It is difficult to think about the security of Ireland independent from Britain, given its proximity and military power. Supposing the U. K. is strong and its security is unchallenged, the choices for Ireland to ensure its security will be either subordinate to it, or be benevolent to it. The option to seek the support of Britain’s most powerful continental enemy was simply unrealistic once Ireland became independent. Thus, the baseline was to come up with a situation where the U. K. did not feel threatened by Ireland from its western flank. Ireland could be benevolent to the U. K. while keeping neutrality. This was a fundamental part of de Valera's security calculus. In order to have a good understanding on the part of the U. K., de Valera repeated that he would never allow Ireland to be used as a base for an attack on Britain.
Fourth, Ireland was not militarily well prepared to fight a war. If it was invaded, they had to fight, like it or not. However, given limited military forces and equipment, fighting a war was the last option they would like to take.
Fifth, partition limited the policy options the Irish leadership could take. A stance regarded as too close to Britain might be understood as a measure to perpetuate partition, and prompt anger among the population or increase support to the anti-regime IRA. Though partition might not be the main motivation for neutrality, it also exerted some influence on the course of the discussion.
From my perspective, these are the considerations behind the neutrality policy of Ireland at the outbreak of the Second World War.
Six years of the so-called “Emergency” period might be one of the most difficult periods for Irish foreign policy since independence in 1922. Ireland faced possible threats from three directions, namely from Germany, Britain, and the United States. In the early years of the war, there was a fear of German invasion along the south coast and German bombers occasionally dropped bombs on Irish territory. The Irish government was also concerned about the prospect of a British military incursion to Ireland. Before the operation of D-Day in June 1944, American pressure for the expulsion of diplomats from the Axis powers caused concern as a prelude for a possible Allied invasion of Ireland through Northern Ireland. However, Ireland was able to manage these situations. Geographical situation helped Ireland. None of the belligerent powers found it strategically imperative to invade Ireland.
This is how neutrality emerged as a core element of Irish foreign policy.
(Japan’s Alliance Policy)
Now, let me move to Japan’s alliance policy. It was in 1951, six years after the end of the Second World War, that Japan concluded its first Security Treaty with the United States. Japan was occupied by the Allied forces after its defeat. Japan in 1951 had some commonalities with Ireland in 1939. People’s distaste for war, limited defense capability, as well as the issue of independence and sovereignty, to name a few. However, Japan took a different policy option from Ireland.
After the end of the war, the expectation of world peace underpinned by cooperation and collaboration among major powers soon evaporated. Antagonism and tension between the two camps mounted as mentioned by Winston Churchill in his “Iron Curtain” speech in 1946.

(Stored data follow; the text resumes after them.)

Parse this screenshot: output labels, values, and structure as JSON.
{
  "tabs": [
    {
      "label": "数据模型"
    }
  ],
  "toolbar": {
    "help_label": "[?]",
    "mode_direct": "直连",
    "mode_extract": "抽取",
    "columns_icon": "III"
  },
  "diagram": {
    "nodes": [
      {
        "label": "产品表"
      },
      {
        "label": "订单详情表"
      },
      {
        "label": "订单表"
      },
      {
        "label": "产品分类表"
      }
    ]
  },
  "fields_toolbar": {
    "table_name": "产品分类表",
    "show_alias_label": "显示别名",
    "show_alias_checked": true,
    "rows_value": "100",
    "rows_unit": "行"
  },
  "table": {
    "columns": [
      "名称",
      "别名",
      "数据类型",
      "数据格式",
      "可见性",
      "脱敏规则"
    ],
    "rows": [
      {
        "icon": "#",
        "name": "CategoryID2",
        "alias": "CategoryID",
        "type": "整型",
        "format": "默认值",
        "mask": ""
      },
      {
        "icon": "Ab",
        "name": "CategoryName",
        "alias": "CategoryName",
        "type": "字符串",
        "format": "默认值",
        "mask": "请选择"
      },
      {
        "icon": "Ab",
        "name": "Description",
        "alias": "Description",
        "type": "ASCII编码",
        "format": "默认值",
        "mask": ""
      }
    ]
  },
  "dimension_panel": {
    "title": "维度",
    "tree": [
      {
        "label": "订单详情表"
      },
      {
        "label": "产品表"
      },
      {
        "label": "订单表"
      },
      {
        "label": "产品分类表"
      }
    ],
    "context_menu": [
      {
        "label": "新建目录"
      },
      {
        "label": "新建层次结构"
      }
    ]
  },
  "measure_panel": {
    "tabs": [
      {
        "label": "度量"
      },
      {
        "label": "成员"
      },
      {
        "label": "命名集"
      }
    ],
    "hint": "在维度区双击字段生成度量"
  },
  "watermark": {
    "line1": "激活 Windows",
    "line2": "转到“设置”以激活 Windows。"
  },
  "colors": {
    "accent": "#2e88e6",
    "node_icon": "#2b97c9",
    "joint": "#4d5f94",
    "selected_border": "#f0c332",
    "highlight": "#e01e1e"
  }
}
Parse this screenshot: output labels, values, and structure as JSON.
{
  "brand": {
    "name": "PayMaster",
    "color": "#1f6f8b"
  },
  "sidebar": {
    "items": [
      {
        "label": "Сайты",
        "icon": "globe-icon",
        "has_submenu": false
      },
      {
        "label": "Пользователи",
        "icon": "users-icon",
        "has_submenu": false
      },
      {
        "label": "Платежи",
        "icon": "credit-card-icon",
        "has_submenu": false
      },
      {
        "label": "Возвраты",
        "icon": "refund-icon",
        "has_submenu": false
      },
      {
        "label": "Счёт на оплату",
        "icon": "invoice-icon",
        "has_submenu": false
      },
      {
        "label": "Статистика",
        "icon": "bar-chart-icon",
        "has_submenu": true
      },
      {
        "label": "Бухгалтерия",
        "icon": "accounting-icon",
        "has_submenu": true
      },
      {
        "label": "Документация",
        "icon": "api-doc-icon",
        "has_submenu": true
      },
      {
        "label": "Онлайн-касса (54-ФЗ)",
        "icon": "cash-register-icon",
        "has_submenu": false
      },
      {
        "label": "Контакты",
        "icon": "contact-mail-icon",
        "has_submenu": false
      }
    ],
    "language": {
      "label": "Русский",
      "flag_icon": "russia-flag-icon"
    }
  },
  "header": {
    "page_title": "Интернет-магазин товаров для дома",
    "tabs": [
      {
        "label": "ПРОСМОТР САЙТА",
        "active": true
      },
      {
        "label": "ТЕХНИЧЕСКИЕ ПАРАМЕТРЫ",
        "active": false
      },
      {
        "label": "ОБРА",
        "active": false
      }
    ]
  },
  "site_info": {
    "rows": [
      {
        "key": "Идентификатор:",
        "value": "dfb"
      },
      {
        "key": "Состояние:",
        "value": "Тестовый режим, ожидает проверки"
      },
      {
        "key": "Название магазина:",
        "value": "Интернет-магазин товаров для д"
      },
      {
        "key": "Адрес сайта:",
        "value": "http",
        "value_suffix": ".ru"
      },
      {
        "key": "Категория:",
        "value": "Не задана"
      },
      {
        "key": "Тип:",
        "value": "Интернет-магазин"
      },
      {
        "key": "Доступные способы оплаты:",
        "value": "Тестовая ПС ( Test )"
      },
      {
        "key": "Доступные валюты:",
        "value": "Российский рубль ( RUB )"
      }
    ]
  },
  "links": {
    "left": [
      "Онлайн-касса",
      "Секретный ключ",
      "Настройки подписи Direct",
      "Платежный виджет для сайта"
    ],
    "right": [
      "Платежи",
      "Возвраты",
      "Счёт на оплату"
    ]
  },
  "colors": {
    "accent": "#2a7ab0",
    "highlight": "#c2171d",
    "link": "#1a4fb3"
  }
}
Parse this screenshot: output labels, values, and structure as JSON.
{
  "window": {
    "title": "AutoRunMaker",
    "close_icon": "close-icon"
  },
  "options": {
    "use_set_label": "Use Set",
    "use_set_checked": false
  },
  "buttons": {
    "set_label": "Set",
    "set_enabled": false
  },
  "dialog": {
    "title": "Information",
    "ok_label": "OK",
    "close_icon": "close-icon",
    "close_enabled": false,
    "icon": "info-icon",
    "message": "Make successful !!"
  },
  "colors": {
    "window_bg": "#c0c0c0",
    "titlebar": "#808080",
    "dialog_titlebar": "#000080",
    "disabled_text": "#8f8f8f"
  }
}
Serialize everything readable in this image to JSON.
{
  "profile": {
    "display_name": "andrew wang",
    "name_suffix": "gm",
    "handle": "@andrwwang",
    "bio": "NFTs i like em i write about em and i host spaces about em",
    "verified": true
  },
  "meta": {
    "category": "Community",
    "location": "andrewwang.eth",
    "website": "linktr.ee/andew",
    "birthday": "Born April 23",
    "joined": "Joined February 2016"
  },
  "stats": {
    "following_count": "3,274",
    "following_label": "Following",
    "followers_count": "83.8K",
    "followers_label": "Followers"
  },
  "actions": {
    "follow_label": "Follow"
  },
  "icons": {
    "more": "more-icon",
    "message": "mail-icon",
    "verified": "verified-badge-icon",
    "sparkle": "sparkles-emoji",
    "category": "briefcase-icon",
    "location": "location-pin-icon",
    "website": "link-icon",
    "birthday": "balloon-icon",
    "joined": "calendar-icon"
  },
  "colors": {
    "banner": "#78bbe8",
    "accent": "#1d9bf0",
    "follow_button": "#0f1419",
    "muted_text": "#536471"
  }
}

This had a fundamental bearing on Japan’s position. It was the period regarded as the beginning of the Cold War. However, in East Asia, the reality was not a cold war, but a hot war. In China, a fierce civil war had been fought between communist forces led by Mao Tse-Tung and the Kuomintang forces of Chiang Kai-Shek. To the deep disappointment of the Western countries, communist forces won this civil war, leading to the establishment of the People’s Republic of China in 1949. Chiang Kai-Shek and his supporters fled to Taiwan, waiting for a chance to regain mainland China.
The Korean Peninsula was divided into two, the pro-Western Republic of Korea in the South and the communist regime of North Korea. In June 1950, the Korean War broke out with the North’s invasion of the South. The United Nations forces were formed under the leadership of the U. S. to push back. However, the war was an extremely difficult one for the U. S. and its allied forces.
It was against this background that the future course of Japan was discussed. There were a number of issues to be addressed.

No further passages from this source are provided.